«Есть» is not used here because existence/having is not the main point this sentence makes. The fact that mom has a voice is implied, it's not the point of the sentence. The point of the sentence is that mother's voice is loud.
Yes, «у ма́мы есть го́лос» is correct. Without a context, «у мамы есть голос» is likely to be understood that mum has a good vocal abilities, that she can sing well.
No. Russian expresses possession differently from English: we don't usually use the verb 'to have'. Instead, we say that something exist and use «у» preposition (with genitive) to indicate possessor. So, «у ма́мы гро́мкий го́лос» liteally means something like 'at mother['s possession, there] is [a] loud voice'.
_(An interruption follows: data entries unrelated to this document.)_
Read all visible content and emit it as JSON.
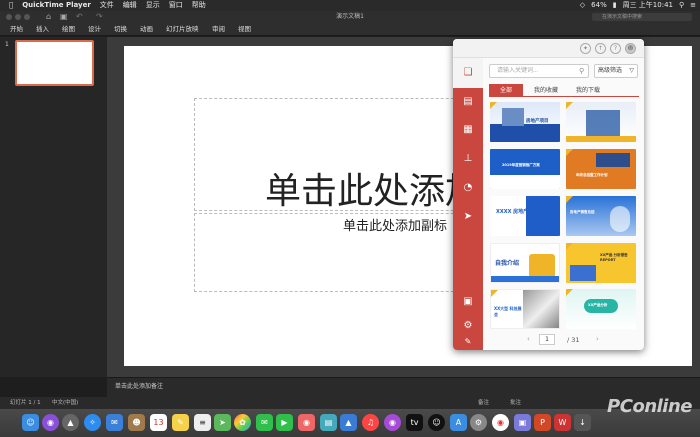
{
  "menubar": {
    "app_name": "QuickTime Player",
    "items": [
      "文件",
      "编辑",
      "显示",
      "窗口",
      "帮助"
    ],
    "status": {
      "wifi_pct": "64%",
      "clock": "周三 上午10:41"
    }
  },
  "window": {
    "title": "演示文稿1",
    "search_placeholder": "在演示文稿中搜索"
  },
  "ribbon": {
    "tabs": [
      "开始",
      "插入",
      "绘图",
      "设计",
      "切换",
      "动画",
      "幻灯片放映",
      "审阅",
      "视图"
    ]
  },
  "slide_panel": {
    "slide_number": "1"
  },
  "slide": {
    "title_placeholder": "单击此处添加",
    "subtitle_placeholder": "单击此处添加副标"
  },
  "notes": {
    "placeholder": "单击此处添加备注"
  },
  "statusbar": {
    "slide_info": "幻灯片 1 / 1",
    "language": "中文(中国)",
    "notes_label": "备注",
    "comments_label": "批注"
  },
  "panel": {
    "search_placeholder": "请输入关键词...",
    "advanced_filter": "高级筛选",
    "tabs": [
      "全部",
      "我的收藏",
      "我的下载"
    ],
    "active_tab": "全部",
    "templates": [
      {
        "label": "房地产项目",
        "color": "#1f4fa8"
      },
      {
        "label": "",
        "color": "#2d5fa8"
      },
      {
        "label": "2019年度营销推广方案",
        "color": "#1e5fc7"
      },
      {
        "label": "年终总结暨工作计划",
        "color": "#e07b24"
      },
      {
        "label": "XXXX 房地产业",
        "color": "#1f5ec9"
      },
      {
        "label": "房地产销售总结",
        "color": "#2a72d8"
      },
      {
        "label": "自我介绍",
        "color": "#ffffff"
      },
      {
        "label": "XX产品 分析报告 REPORT",
        "color": "#f7c52d"
      },
      {
        "label": "XX大型 科技展会",
        "color": "#ffffff"
      },
      {
        "label": "XX产品分析",
        "color": "#29b5a6"
      }
    ],
    "pager": {
      "current": "1",
      "total": "/ 31"
    }
  },
  "watermark": "PConline",
  "accent_color": "#c9473f"
}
When you make a comparison, you follow the same grammar. So, «У мамы́ гро́мкий го́лос, как у быка́» means 'at mother's [possession, there] is [a] loud voice, like at bull's [possession]'.
If you use nominative, the sentence gets a totally different meaning: «у ма́мы гро́мкий го́лос, как бык» means that mother's voice is similar to a bull: "at mother's [possession, there] is [a] loud voice, like [a] bull'. But how can voice be similar to a bull? 'Loud voice, like a bull' sounds very strange.
i think the article doesn't go for countable/uncountable nouns. instead, it goes to definite/indefinite one. example for "a man" vs "the man". "a man" could be anybody, while "the man" refers to someone that we already knew. i am not a native english speaker so feel free to correct me.